My weight kept climbing and my energy was declining. I felt horrible all of the time and my doctor just kept wanting to put me on more anti-depressants and anti-anxiety pills. I was in a limbo of exhaustion, hunger and frustration. Then as I was sitting in his office one day, I read an article about hypothyroidism. Everything in the article spoke to me. I knew this was my issue and when I finally got called back I told the doctor what I thought. I literally had to argue with him to get him to test me, but low and behold, my thyroid was so out of whack and so slow, it was helping to contribute to everything else that was out of whack in my life. Once I started Synthroid and weaned myself off of all the other unnecessary crap, I started feeling like a human again. That being said though, by this point my metabolism was so slow and my eating habits were so bad, that for the next few years, food was my friend and my weight climbed.

A couple of years ago a friend of mine talked me into starting a food program called Trim Healthy Mama. She had actually started trying to get me to do it two years prior, but I am a hard sell. I really believed that I would always be overweight and that fat and unhealthy were how I would spend the rest of my days. Doing THM though, I learned I was wrong. In three months I lost about 30 lbs and I felt amazing. I was healthy and I was actually happy and never hungry. I did well for quite sometime and then..............

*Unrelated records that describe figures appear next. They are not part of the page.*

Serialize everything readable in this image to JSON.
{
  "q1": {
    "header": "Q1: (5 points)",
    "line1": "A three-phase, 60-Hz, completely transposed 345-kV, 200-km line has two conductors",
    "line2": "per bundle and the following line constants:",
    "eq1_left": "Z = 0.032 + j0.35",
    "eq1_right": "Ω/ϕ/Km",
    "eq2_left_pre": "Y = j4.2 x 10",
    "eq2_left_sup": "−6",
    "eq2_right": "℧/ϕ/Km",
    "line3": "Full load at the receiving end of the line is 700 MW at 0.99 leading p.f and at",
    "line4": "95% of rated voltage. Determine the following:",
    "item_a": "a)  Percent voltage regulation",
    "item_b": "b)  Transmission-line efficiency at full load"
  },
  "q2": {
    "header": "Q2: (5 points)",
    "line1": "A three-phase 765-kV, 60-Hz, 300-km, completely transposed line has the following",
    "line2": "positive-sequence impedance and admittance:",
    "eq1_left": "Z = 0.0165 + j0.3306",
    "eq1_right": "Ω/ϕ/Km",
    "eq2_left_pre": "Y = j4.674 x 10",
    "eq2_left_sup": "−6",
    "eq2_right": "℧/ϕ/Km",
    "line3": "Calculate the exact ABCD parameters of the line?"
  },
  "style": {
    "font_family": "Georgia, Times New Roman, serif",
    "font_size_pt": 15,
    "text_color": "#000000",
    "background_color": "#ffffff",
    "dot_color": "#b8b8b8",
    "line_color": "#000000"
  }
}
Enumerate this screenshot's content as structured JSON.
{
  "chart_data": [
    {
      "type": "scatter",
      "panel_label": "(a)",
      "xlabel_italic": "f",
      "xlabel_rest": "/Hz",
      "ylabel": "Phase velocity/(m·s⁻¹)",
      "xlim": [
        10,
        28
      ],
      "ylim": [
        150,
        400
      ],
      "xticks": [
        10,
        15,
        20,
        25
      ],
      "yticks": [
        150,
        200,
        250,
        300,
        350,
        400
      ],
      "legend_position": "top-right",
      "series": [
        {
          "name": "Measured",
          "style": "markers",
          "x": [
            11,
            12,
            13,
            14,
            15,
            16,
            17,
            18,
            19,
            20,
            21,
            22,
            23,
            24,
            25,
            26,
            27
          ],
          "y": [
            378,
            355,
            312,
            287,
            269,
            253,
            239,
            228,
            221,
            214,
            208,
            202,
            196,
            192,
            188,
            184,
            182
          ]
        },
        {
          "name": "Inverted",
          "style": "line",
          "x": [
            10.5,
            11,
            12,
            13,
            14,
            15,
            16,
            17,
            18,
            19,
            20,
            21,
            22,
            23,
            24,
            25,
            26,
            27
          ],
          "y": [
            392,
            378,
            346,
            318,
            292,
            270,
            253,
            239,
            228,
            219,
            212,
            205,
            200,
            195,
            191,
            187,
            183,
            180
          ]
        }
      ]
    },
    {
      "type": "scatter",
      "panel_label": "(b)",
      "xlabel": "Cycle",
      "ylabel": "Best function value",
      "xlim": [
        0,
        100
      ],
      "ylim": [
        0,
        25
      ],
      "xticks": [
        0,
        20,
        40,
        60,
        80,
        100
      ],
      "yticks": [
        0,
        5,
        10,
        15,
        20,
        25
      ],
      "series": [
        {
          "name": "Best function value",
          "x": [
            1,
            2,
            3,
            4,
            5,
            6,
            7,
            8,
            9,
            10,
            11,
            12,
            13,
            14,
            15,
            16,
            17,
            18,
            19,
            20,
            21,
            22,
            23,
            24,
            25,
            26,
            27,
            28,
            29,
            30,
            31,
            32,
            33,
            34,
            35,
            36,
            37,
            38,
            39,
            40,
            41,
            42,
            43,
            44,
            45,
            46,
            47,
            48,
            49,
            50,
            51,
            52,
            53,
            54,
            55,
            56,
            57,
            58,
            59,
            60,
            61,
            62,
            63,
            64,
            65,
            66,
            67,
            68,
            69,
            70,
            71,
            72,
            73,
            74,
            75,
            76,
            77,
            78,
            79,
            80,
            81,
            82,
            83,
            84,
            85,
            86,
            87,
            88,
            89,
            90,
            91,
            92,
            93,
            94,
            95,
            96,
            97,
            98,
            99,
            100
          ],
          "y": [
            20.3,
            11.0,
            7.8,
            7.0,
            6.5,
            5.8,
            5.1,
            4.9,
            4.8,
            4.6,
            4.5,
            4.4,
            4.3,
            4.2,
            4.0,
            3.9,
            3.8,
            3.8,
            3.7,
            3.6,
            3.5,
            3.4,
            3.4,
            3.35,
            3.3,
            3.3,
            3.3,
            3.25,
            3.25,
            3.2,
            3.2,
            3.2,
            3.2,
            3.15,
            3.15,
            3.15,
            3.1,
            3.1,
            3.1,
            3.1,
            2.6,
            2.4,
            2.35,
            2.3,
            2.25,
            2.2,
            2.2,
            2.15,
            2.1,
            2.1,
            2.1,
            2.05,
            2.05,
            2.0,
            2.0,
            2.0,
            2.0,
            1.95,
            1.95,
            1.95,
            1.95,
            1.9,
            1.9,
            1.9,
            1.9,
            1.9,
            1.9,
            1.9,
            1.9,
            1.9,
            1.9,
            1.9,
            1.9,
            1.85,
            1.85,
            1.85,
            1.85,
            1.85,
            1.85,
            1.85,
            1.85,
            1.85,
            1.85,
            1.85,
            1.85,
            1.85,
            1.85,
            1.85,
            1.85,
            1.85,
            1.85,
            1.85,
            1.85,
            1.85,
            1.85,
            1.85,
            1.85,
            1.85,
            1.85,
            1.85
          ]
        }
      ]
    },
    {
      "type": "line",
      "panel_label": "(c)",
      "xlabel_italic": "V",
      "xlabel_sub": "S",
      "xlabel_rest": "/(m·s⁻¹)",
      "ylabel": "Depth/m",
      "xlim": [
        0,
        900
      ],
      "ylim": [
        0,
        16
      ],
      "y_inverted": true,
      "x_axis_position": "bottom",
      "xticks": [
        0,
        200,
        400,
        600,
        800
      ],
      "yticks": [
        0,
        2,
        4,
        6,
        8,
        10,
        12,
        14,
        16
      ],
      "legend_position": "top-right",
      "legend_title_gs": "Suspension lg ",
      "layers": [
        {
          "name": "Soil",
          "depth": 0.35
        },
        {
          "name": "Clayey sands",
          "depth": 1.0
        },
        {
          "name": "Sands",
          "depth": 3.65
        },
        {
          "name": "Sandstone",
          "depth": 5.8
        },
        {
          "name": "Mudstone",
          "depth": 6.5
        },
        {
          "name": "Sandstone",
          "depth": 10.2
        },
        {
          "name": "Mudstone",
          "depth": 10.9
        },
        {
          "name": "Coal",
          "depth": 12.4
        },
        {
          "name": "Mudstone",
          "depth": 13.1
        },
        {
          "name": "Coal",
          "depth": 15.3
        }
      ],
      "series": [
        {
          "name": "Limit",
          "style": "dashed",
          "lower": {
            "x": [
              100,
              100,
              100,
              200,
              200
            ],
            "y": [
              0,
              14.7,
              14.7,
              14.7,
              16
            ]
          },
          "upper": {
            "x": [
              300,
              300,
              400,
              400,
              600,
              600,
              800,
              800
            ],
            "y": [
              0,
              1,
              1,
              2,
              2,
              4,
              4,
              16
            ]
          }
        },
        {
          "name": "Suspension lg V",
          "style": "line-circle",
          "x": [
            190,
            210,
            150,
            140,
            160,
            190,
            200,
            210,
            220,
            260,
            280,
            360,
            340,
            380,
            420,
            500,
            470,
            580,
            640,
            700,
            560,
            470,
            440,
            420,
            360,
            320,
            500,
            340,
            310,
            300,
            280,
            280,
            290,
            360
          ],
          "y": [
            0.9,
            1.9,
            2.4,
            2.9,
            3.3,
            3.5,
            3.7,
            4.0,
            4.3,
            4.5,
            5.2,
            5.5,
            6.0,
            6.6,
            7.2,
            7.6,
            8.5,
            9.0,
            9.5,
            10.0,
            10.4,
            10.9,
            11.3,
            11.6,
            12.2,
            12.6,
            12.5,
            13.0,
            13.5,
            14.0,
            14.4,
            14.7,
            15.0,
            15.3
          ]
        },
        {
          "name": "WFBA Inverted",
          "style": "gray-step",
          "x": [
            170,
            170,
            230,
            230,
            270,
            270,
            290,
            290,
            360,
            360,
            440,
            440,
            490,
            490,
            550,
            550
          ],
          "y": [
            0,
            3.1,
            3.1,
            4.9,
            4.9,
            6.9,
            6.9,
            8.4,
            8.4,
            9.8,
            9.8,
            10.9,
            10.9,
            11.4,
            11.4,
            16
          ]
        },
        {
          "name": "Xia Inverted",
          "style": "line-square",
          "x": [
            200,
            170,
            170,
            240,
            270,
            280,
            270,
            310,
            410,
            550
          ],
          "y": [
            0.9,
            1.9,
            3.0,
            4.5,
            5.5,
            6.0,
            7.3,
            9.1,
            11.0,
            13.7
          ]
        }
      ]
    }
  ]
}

This is where I would normally throw in a multitude of excuses as to why I quit taking care of me such as......a child on drugs, another child's impending surgery, almost losing my house, almost losing a grand child and the list goes on and on, but the TRUTH is......I just gave up and let life overwhelm me. It was my fault, my choice and although I might be able to blame my start on this unhealthy path on others, my current issues are my own fault. I obviously know how to live healthy, I just made the choice not to.

So the other day I had to go to the doctor for a tick bite(another fun story for another day). My blood pressure was a scary 154/114 and my weight was....well let's just say......not pretty. What the heck was I doing to myself? Why was I doing it? Was I not worth better?

Body image and the lies we tell ourselves about our body, our health and our eating habits can literally kill us, especially the older we get. So here's my truth. I am not perfect, but I am definitely a worthwhile person. In the big scheme of things, I still have some good years ahead....if I stay healthy. I have health problems that would be made so much better if I lost weight. I don't feel good about me, the way I look or how I feel. I want to lose weight. I know how to lose weight, eat, not be hungry and be healthy......and most importantly.....I am worth everything it takes to do it. I deserve to be the very best version of me I can be! And that folks is the truth!